Hello. I’m trying to create a new album/gallery to my SmugMug account portal but for some reason, its not accepting the json string I set. I’m sending a POST request to this endpoint:
“https://api.smugmug.com/api/v2/folder/user/{**myusername**}/Private!albums”
This should create an album inside the folder called Private. I’ve set all my creds (ConsumerKey, ConsumerSecret, AccessToken, AccessTokenSecret) and they’re all correct). I’ve used the same previously to upload images fine. I also tested with Postman and works fine without any issues. I’m passing the jsonBody string var as such: “{”“NiceName”“:”“Big-Cats”“,”“Title”“:”“Big Cats”“,”“Privacy”“:”“Public”“}”
Body Type is set to application/json and Accept Response is set to JSON.
The error response I always get is misleading and says that the signature is invalid when in fact it is. Here’s the actual response:
{“Code”:401,“Message”:“oauth_problem=signature_invalid&debug_sbs=POST&https%3A%2F%2Fapi.smugmug.com%2Fapi%2Fv2%2Ffolder%2Fuser%2F/CENSORED/%2FPrivate%21albums&oauth_consumer_key%/CENSORED/%26oauth_nonce%3D73r1qkdl1lh0k5e2%26oauth_signature_method%3DHMAC-SHA1%26oauth_timestamp%3D1739466051%26oauth_token%/CENSORED/%26oauth_version%3D1.0”}
I’m not sure where the problem lies I’m confused. The jsonBody seems right and my OAuth are correct.
401 → you are not authenticated
Reason → The token signature is invalid.
Check the documentation of your RestApi and retry.
If you cannot due with the HTTP Request activity, use a custom VB.Net or C# code where you have full control of its coding and parameters.
How can I not be authenticated when I used the same values on another HTTP request and it works fine. Used the same on Postman as well. I don’t think this has anything to do with the authentication but with the json not being sent properly.
Why does my request fail with “oauth_problem=signature_invalid”?
OAuth requests are signed to catch problems that corrupt your request, such as network errors or man-in-the-middle attacks. The signature you calculate must match the signature that SmugMug calculates, or the request fails.
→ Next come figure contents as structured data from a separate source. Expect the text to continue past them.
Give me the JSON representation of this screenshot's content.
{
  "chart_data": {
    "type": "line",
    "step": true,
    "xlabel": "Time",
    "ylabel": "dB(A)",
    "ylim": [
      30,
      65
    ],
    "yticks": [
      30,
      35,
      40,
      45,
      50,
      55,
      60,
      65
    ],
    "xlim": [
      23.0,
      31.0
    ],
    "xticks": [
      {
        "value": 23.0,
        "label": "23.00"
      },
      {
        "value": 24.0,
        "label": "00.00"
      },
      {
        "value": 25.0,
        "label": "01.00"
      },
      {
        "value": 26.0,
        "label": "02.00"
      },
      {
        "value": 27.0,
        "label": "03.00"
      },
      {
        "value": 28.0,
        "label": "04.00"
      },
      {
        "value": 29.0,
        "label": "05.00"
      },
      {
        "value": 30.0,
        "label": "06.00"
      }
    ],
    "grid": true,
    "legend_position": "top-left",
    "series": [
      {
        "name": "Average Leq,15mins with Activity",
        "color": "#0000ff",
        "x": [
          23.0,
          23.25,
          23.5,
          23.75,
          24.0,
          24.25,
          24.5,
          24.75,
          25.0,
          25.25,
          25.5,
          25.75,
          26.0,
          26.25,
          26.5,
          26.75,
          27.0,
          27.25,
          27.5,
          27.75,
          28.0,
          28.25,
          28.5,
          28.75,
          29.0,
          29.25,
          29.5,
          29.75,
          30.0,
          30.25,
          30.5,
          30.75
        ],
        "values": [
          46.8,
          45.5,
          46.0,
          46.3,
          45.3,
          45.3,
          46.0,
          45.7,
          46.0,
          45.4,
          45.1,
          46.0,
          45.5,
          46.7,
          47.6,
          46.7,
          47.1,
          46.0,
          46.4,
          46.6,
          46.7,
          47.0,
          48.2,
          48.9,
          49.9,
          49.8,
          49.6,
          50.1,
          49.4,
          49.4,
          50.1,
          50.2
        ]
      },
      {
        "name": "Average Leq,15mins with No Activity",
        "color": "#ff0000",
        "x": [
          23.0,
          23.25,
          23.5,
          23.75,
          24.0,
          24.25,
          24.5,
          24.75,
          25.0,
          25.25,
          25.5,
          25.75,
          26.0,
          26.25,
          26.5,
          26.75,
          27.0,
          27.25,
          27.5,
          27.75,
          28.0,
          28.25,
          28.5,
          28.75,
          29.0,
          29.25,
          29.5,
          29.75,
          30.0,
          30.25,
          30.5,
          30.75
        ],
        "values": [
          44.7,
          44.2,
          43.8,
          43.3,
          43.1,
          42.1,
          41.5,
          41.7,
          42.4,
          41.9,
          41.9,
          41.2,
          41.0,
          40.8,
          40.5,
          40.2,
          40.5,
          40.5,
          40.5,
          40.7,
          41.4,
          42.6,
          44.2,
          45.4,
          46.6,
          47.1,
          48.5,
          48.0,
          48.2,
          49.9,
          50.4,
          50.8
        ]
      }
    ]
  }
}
The signing algorithm must be followed precisely, because even a small difference in the input to the algorithm will result in a different signature. For this reason, we highly recommend that you use an off-the-shelf library to make your OAuth requests.
If you are having trouble with signatures, here are some things to check:
- Is your
oauth_signature being percent-encoded? OAuth signatures use base64 encoding, which can produce some special characters that need to be percent-encoded in the Authorization header or in the URL query string.
- Does your request URI have an empty path? In the case of SmugMug, this would probably be
https://upload.smugmug.com. If so, use / as the path instead: https://upload.smugmug.com/.
- Does your request URI have any uppercase letters in the hostname? If so, change them to lowercase. For example, you should change
https://api.SmugMug.com/api/v2 to https://api.smugmug.com/api/v2.
- Are you making a
POST or PATCH request? If so, are you sending the right Content-Type header? For example, if you are sending JSON in the request body, the Content-Type header should be application/json.
Reference: SmugMug API
Like I said earlier, my signature is correct. Sending me a snippet from their documentation won’t quite help. The API response may be misleading and display as if its wrong, when in reality its right. If you can replicate the same on your own instance, then this would be better. Create a demo SmugMug free trial account, create a demo application, get the API Key and API secret and then in UiPath, you will have to get the Access Token and Access Token secret. If you need the process without building it, I can send it to you. If you get past that, then good luck trying to create an album.